Die Themen umfassen die elektrotechnischen Vorschriften nach DIN VDE, die praktische Durchführung der Erdung, die Anwendung der Vier-Stufen-Methode sowie die allgemeine berufliche Handlungskompetenz.
Der Auszubildende soll nach der Unterweisung in der Lage sein, die Erdung einer Gasleitung selbstständig, fachgerecht und unter Einhaltung aller Sicherheitsvorschriften durchzuführen.

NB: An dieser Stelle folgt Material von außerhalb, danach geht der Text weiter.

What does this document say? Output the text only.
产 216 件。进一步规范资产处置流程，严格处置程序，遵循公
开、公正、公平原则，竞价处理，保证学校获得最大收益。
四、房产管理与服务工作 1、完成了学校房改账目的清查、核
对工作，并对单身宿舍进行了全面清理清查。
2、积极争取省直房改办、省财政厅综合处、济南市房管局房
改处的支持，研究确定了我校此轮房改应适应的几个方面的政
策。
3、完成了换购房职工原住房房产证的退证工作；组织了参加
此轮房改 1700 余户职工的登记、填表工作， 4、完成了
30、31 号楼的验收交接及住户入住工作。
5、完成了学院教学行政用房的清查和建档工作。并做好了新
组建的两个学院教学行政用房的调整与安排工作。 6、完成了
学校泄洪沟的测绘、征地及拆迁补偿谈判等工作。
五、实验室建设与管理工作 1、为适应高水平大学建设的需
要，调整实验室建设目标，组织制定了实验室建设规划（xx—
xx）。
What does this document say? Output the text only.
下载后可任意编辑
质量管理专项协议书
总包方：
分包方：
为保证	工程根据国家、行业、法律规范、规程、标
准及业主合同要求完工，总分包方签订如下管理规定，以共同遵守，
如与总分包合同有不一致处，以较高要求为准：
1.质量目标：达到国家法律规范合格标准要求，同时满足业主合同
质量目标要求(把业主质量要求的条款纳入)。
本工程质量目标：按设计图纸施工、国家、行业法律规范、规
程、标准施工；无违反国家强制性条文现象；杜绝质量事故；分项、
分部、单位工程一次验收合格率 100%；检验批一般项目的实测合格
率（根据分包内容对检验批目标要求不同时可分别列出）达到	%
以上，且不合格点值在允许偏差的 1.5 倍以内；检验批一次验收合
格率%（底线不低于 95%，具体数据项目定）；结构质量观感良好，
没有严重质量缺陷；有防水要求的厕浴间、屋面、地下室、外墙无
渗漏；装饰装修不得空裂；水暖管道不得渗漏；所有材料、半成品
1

Die Ausbildung folgt der bewährten Vier-Stufen-Methode: Vorbereiten/Erklären, Vormachen/Erklären, Nachmachen/Erklären lassen und Üben/Festigen.
Der Hauptteil erläutert den detaillierten Ablauf der Unterweisung, inklusive der Lernschritte wie Bereitstellung von Material, korrekte Montage der Banderdungsschelle und Überprüfung der Leitfähigkeit.
Wesentliche Begriffe sind Potentialausgleich, Gasleitung, DIN VDE Normen sowie die Vermittlung von Fach- und Humankompetenz in der Ausbildung.
Die Banderdungsschelle sorgt durch ihre mechanische Bauweise für einen sicheren und festen Kontakt am Rohr, was für die elektrische Sicherheit und Leitfähigkeit des Potentialausgleichs essenziell ist.
Durch einen korrekt ausgeführten Potentialausgleich werden gefährliche Potentialunterschiede vermieden, die im Falle eines Isolationsfehlers an elektrischen Leitungen zu lebensgefährlichen Spannungen führen könnten.